On accuse souvent l’Europe d’être trop éloignée de la vie des citoyens. Quelle mesure a selon vous eut un impact particulier, bon ou mauvais, sur le quotidien d’un Bordelais ou d’un Néo-Aquitain ?
Les migrants d’Europe de l’Est sont chez nous parce qu’ils sont menacés dans leur pays, mais aussi parce que les inégalités sociales et la précarité y sont telles qu’elles les poussent à partir. Je ne fais pas de distinction entre les raisons qui les animent, que leur migration soit climatique, politique ou économique. Et nous sommes particulièrement touchés sur la ville de Mérignac.

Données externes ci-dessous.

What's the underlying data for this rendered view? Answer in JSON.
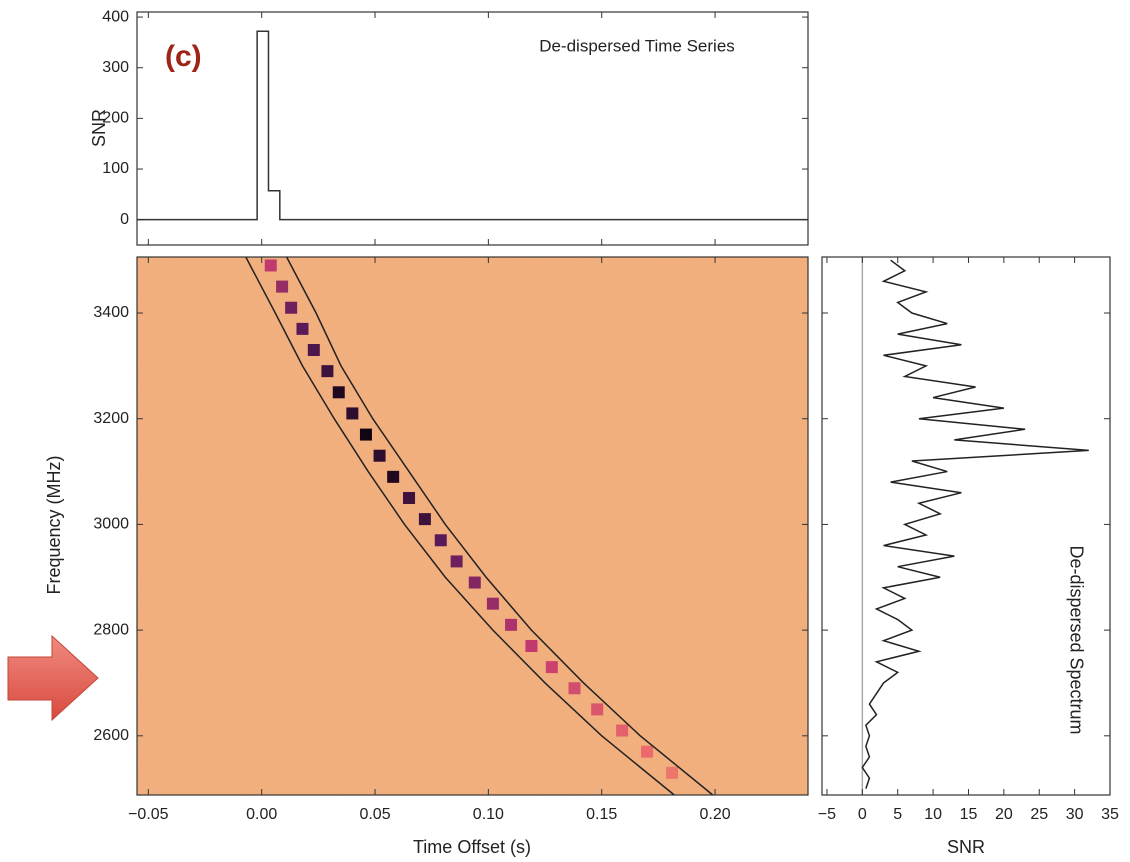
{
  "chart_data": [
    {
      "type": "line",
      "annotation": "(c)",
      "title": "De-dispersed Time Series",
      "ylabel": "SNR",
      "x": [
        -0.055,
        -0.002,
        -0.002,
        0.003,
        0.003,
        0.008,
        0.008,
        0.241
      ],
      "values": [
        0,
        0,
        372,
        372,
        57,
        57,
        0,
        0
      ],
      "color": "#333333",
      "xlim": [
        -0.055,
        0.241
      ],
      "ylim": [
        -50,
        410
      ],
      "yticks": [
        0,
        100,
        200,
        300,
        400
      ]
    },
    {
      "type": "heatmap",
      "xlabel": "Time Offset (s)",
      "ylabel": "Frequency (MHz)",
      "xlim": [
        -0.055,
        0.241
      ],
      "ylim": [
        2488,
        3506
      ],
      "xticks": [
        {
          "value": -0.05,
          "label": "−0.05"
        },
        {
          "value": 0,
          "label": "0.00"
        },
        0.05,
        {
          "value": 0.1,
          "label": "0.10"
        },
        0.15,
        {
          "value": 0.2,
          "label": "0.20"
        }
      ],
      "yticks": [
        2600,
        2800,
        3000,
        3200,
        3400
      ],
      "background": "#f2ae7c",
      "cmap": [
        "#f2a86e",
        "#ec6a6c",
        "#c0396f",
        "#5a1a5a",
        "#120512"
      ],
      "x": [
        0.004,
        0.009,
        0.013,
        0.018,
        0.023,
        0.029,
        0.034,
        0.04,
        0.046,
        0.052,
        0.058,
        0.065,
        0.072,
        0.079,
        0.086,
        0.094,
        0.102,
        0.11,
        0.119,
        0.128,
        0.138,
        0.148,
        0.159,
        0.17,
        0.181
      ],
      "y": [
        3490,
        3450,
        3410,
        3370,
        3330,
        3290,
        3250,
        3210,
        3170,
        3130,
        3090,
        3050,
        3010,
        2970,
        2930,
        2890,
        2850,
        2810,
        2770,
        2730,
        2690,
        2650,
        2610,
        2570,
        2530
      ],
      "values": [
        0.5,
        0.6,
        0.7,
        0.75,
        0.8,
        0.85,
        0.95,
        0.9,
        1.0,
        0.9,
        0.95,
        0.85,
        0.85,
        0.75,
        0.7,
        0.65,
        0.6,
        0.55,
        0.5,
        0.45,
        0.4,
        0.35,
        0.3,
        0.25,
        0.2
      ],
      "curves": [
        {
          "color": "#222222",
          "x": [
            -0.007,
            0.006,
            0.018,
            0.032,
            0.047,
            0.063,
            0.081,
            0.102,
            0.125,
            0.15,
            0.182
          ],
          "y": [
            3506,
            3400,
            3300,
            3200,
            3100,
            3000,
            2900,
            2800,
            2700,
            2600,
            2488
          ]
        },
        {
          "color": "#222222",
          "x": [
            0.011,
            0.024,
            0.035,
            0.049,
            0.065,
            0.081,
            0.099,
            0.119,
            0.142,
            0.167,
            0.199
          ],
          "y": [
            3506,
            3400,
            3300,
            3200,
            3100,
            3000,
            2900,
            2800,
            2700,
            2600,
            2488
          ]
        }
      ]
    },
    {
      "type": "spectrum",
      "title": "De-dispersed Spectrum",
      "xlabel": "SNR",
      "color": "#222222",
      "y": [
        3500,
        3480,
        3460,
        3440,
        3420,
        3400,
        3380,
        3360,
        3340,
        3320,
        3300,
        3280,
        3260,
        3240,
        3220,
        3200,
        3180,
        3160,
        3140,
        3120,
        3100,
        3080,
        3060,
        3040,
        3020,
        3000,
        2980,
        2960,
        2940,
        2920,
        2900,
        2880,
        2860,
        2840,
        2820,
        2800,
        2780,
        2760,
        2740,
        2720,
        2700,
        2680,
        2660,
        2640,
        2620,
        2600,
        2580,
        2560,
        2540,
        2520,
        2500
      ],
      "values": [
        4,
        6,
        3,
        9,
        5,
        7,
        12,
        5,
        14,
        3,
        9,
        6,
        16,
        10,
        20,
        8,
        23,
        13,
        32,
        7,
        12,
        4,
        14,
        8,
        11,
        6,
        9,
        3,
        13,
        5,
        11,
        3,
        6,
        2,
        5,
        7,
        3,
        8,
        2,
        5,
        3,
        2,
        1,
        2,
        0.5,
        1,
        0.5,
        1,
        0,
        1,
        0.5
      ],
      "xlim": [
        -5.7,
        35
      ],
      "ylim": [
        2488,
        3506
      ],
      "xticks": [
        {
          "value": -5,
          "label": "−5"
        },
        0,
        5,
        10,
        15,
        20,
        25,
        30,
        35
      ]
    }
  ]
}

Mais ces gens qui viennent travailler dans les vignes ou se faire ferrailleurs viennent seulement chercher de quoi vivre un peu mieux. On défend donc un revenu minimum moyen dans tous les pays européens. En Roumanie ou en Bulgarie, le SMIC est à 200 euros, donc ils viennent chez nous.
L’Europe c’est aussi le produit de nos politiques, comme l’accord de Dublin, cette vaste hypocrisie qui fait que l’on renvoie les demandeurs d’asile dans les pays où ils ont débarqué et ont d’abord posé leurs empreintes digitales. Comme ceux-ci sont méditerranéens, on en vient à avoir un Salvini au pouvoir en Italie. Car notre système crée une telle pauvreté sociale et culturelle que beaucoup de personnes sont dans le rejet de l’étranger, qu’il soit migrant ou travailleur détaché. C’est le bouc émissaire, et les pays de l’Europe ont trop joué avec le feu.
En quoi voter pour votre liste pourrait changer cela ?
Les écologistes ont toujours défendu les droits de l’homme et de la femme. Défendre le climat et la biodiversité, c’est défendre les humains qui en font partie. Je suis totalement en phase avec un candidat comme Damien Carême (maire de Grande-Synthe, dans le Nord, NDLR), qui démontre combien environnement et social sont fortement imbriqués.
On réduit trop souvent les écologistes à la défense de l’environnement, mais quand une Eva Joly lutte contre l’évasion fiscale, on se bat pour la justice sociale. Quant notre groupe plaide au parlement contre le renouvellement de l’autorisation du glyphosate, on défend la santé des gens les plus fragiles. Pour moi l’Europe doit changer son modèle libéral, car l’écologie n’est pas compatible avec le capitalisme.
Et on peut déjà faire avec les traités existants. Il faut certes les modifier, les améliorer dans un sens plus démocratique. Mais lutter pour une PAC (politique agricole commune) saine et sans pesticide, refuser des traités comme le CETA, créer une banque d’investissement sur le climat, taxer les transactions financières… On peut le faire dès demain avec les traités actuels.
C’est ce qui nous différencie d’autres partis : nous pouvons commencer à changer le choses, et nous le démontrons par l’action des six eurodéputés écologistes français, dont Yannick Jadot, et des 56 parlementaires européens qui votent ensemble de façon cohérente.